Production and sandbox are promoted independently — each is its own data store wrapper. Most users only promote production; sandbox usually stays with the app so the agent can keep running migrations against it freely.

Access for deployed apps

You don’t have to wire anything up manually. When you connect a data store to an app, Stardeck automatically makes the connection details available to your deployed app as environment variables. The agent uses them when it writes code that reads from or writes to the store, so you never need to copy a connection string. See Environment Variables for more on how environment variables work in Stardeck.

Common scenarios

”I want my admin app and my customer app to share the same users”

Create a database store (e.g. shared-users), connect it to both apps, and give the admin app Admin access and the customer app Write access. Ask the agent to read and write users from the shared store instead of the built-in app database.

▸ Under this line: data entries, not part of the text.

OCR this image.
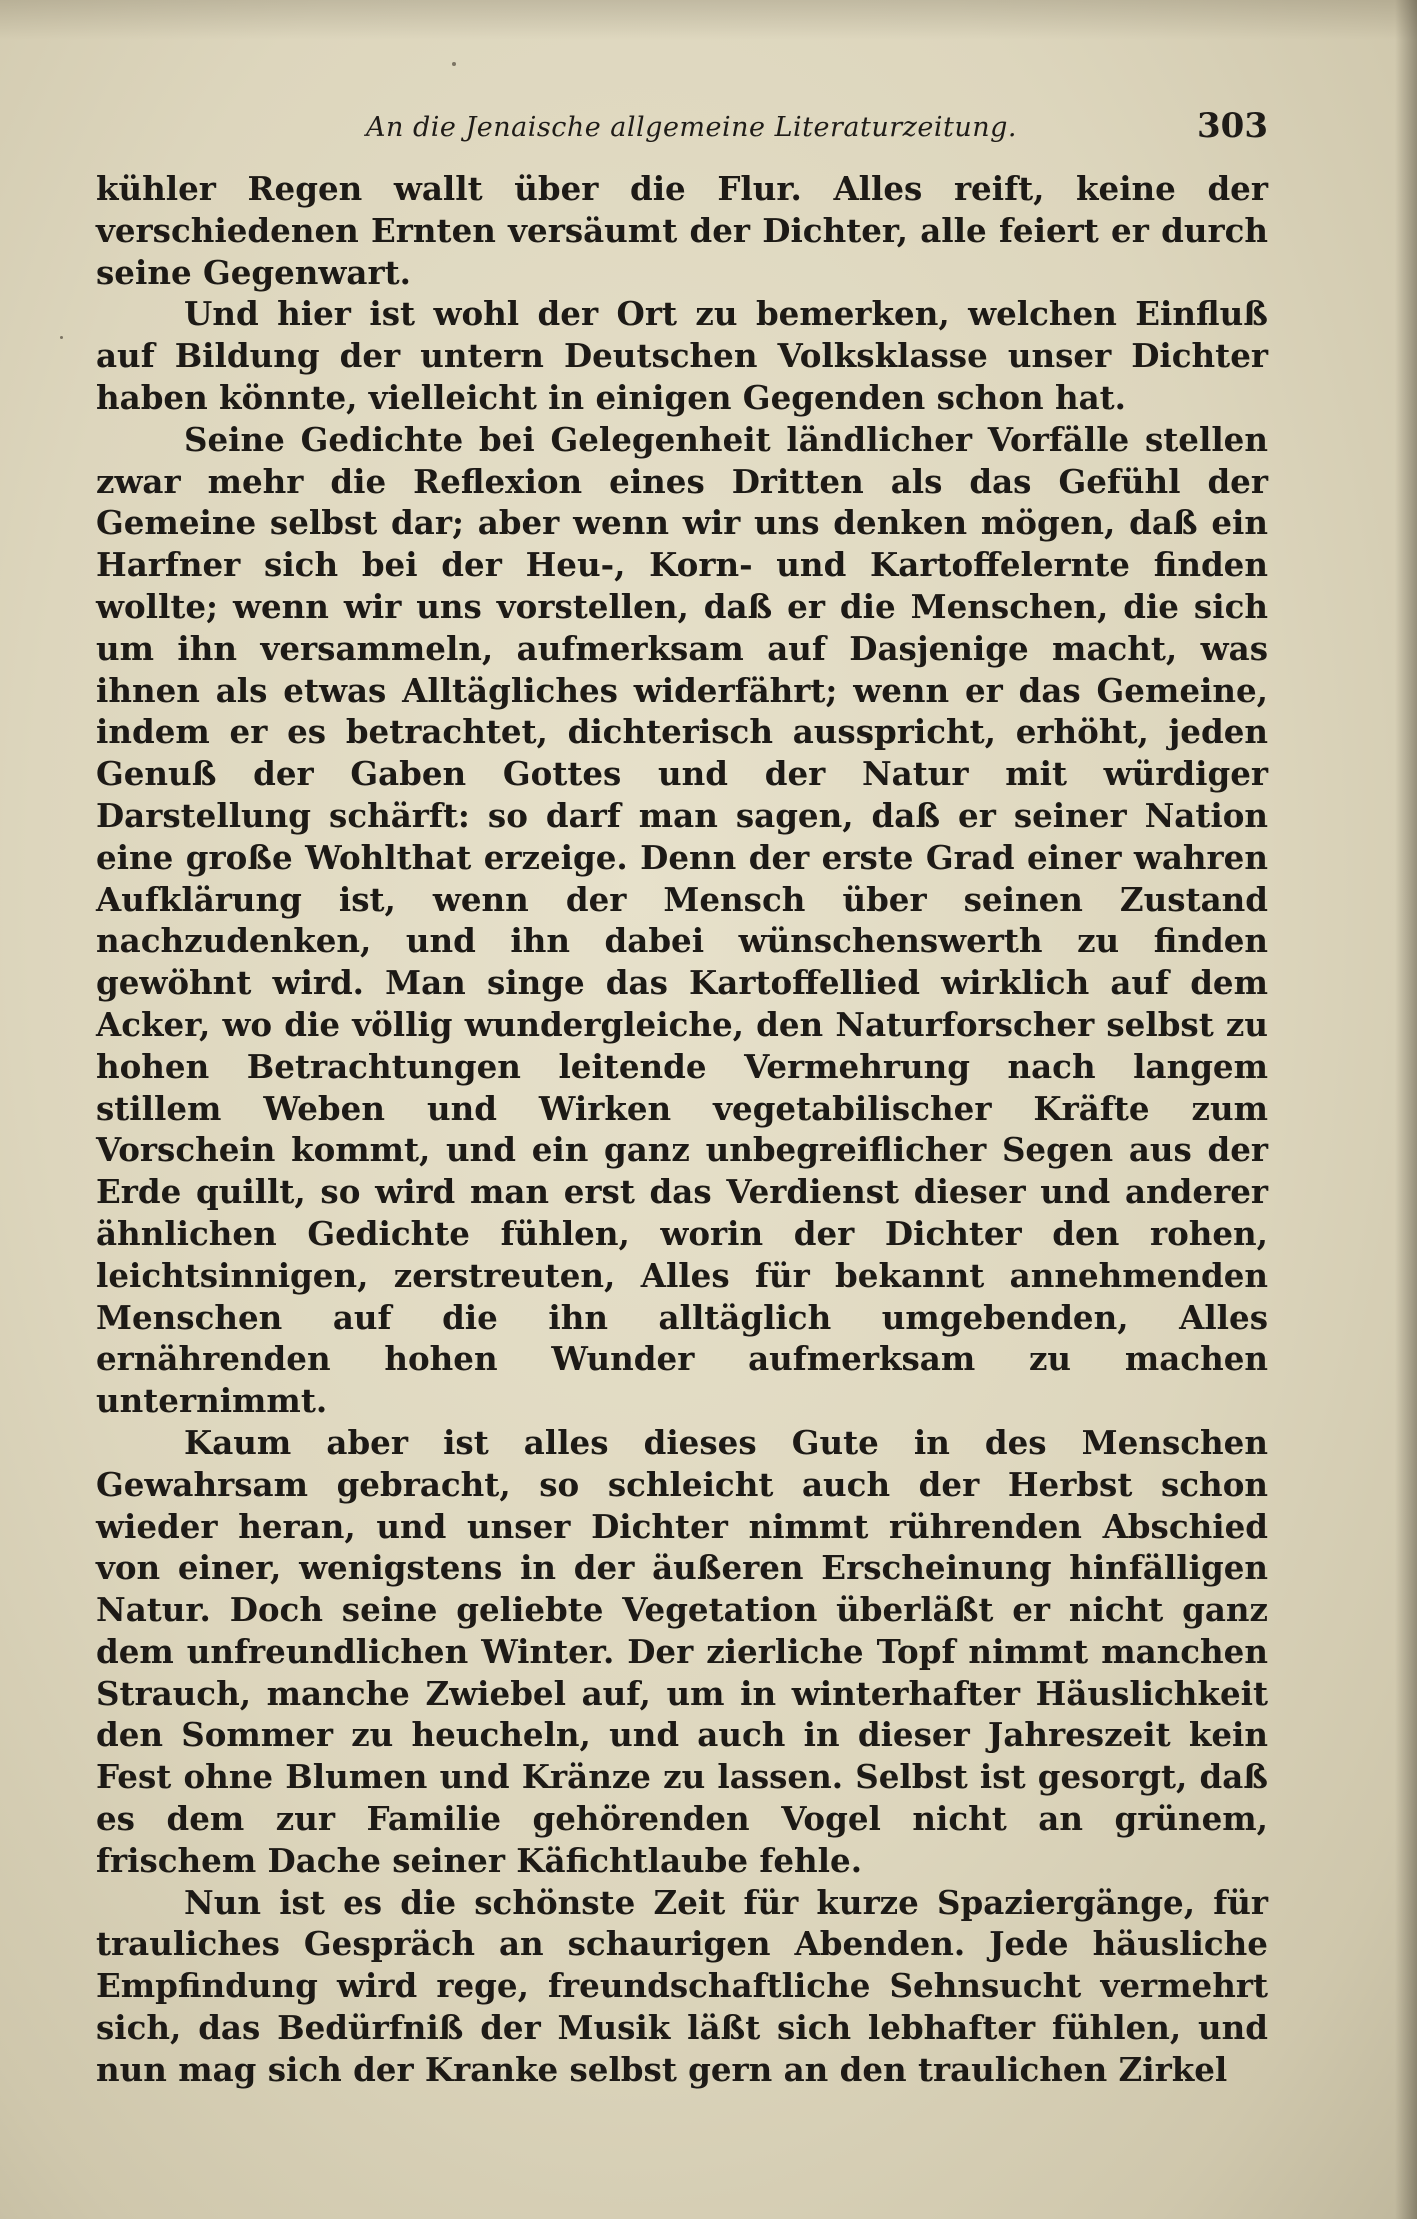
An die Jenaische allgemeine Literaturzeitung.	303

kühler Regen wallt über die Flur. Alles reift, keine der verschiedenen Ernten versäumt der Dichter, alle feiert er durch seine Gegenwart.

Und hier ist wohl der Ort zu bemerken, welchen Einfluß auf Bildung der untern Deutschen Volksklasse unser Dichter haben könnte, vielleicht in einigen Gegenden schon hat.

Seine Gedichte bei Gelegenheit ländlicher Vorfälle stellen zwar mehr die Reflexion eines Dritten als das Gefühl der Gemeine selbst dar; aber wenn wir uns denken mögen, daß ein Harfner sich bei der Heu-, Korn- und Kartoffelernte finden wollte; wenn wir uns vorstellen, daß er die Menschen, die sich um ihn versammeln, aufmerksam auf Dasjenige macht, was ihnen als etwas Alltägliches widerfährt; wenn er das Gemeine, indem er es betrachtet, dichterisch ausspricht, erhöht, jeden Genuß der Gaben Gottes und der Natur mit würdiger Darstellung schärft: so darf man sagen, daß er seiner Nation eine große Wohlthat erzeige. Denn der erste Grad einer wahren Aufklärung ist, wenn der Mensch über seinen Zustand nachzudenken, und ihn dabei wünschenswerth zu finden gewöhnt wird. Man singe das Kartoffellied wirklich auf dem Acker, wo die völlig wundergleiche, den Naturforscher selbst zu hohen Betrachtungen leitende Vermehrung nach langem stillem Weben und Wirken vegetabilischer Kräfte zum Vorschein kommt, und ein ganz unbegreiflicher Segen aus der Erde quillt, so wird man erst das Verdienst dieser und anderer ähnlichen Gedichte fühlen, worin der Dichter den rohen, leichtsinnigen, zerstreuten, Alles für bekannt annehmenden Menschen auf die ihn alltäglich umgebenden, Alles ernährenden hohen Wunder aufmerksam zu machen unternimmt.

Kaum aber ist alles dieses Gute in des Menschen Gewahrsam gebracht, so schleicht auch der Herbst schon wieder heran, und unser Dichter nimmt rührenden Abschied von einer, wenigstens in der äußeren Erscheinung hinfälligen Natur. Doch seine geliebte Vegetation überläßt er nicht ganz dem unfreundlichen Winter. Der zierliche Topf nimmt manchen Strauch, manche Zwiebel auf, um in winterhafter Häuslichkeit den Sommer zu heucheln, und auch in dieser Jahreszeit kein Fest ohne Blumen und Kränze zu lassen. Selbst ist gesorgt, daß es dem zur Familie gehörenden Vogel nicht an grünem, frischem Dache seiner Käfichtlaube fehle.

Nun ist es die schönste Zeit für kurze Spaziergänge, für trauliches Gespräch an schaurigen Abenden. Jede häusliche Empfindung wird rege, freundschaftliche Sehnsucht vermehrt sich, das Bedürfniß der Musik läßt sich lebhafter fühlen, und nun mag sich der Kranke selbst gern an den traulichen Zirkel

”I want to try a schema change without breaking production data”

Create a new branch on your database store—say, experiment. Point your sandbox at that branch in the Branch routing panel. Now the agent can add, remove, or rename tables in sandbox without touching the main branch that production reads from. When you’re ready, ask the agent to apply the same changes to main.
For a less-involved safety net, take a snapshot of the branch before the risky change and restore it if things go sideways. Branches are better for longer-lived experiments; snapshots are better for one-shot “let me try this” moments.

”I want to keep uploaded PDFs in one place and view them in the dashboard”

Create a storage store, connect it to your app with Write access, and ask the agent to save uploads there. You’ll be able to browse every uploaded file right from the dashboard without writing any admin UI.

”I changed the sandbox branch and nothing seems to have happened”

Check two things: is the sandbox actually running, and was the agent in the middle of a task when you made the change? If the agent was busy, the restart is queued until it finishes. If the sandbox wasn’t running, it’ll pick up the new branch the next time you start it.

”My production app still reads the old branch after I changed routing”

Production and preview only pick up branch routing changes on the next deploy. Publish a new production deploy from the dashboard and it’ll start reading the branch you selected.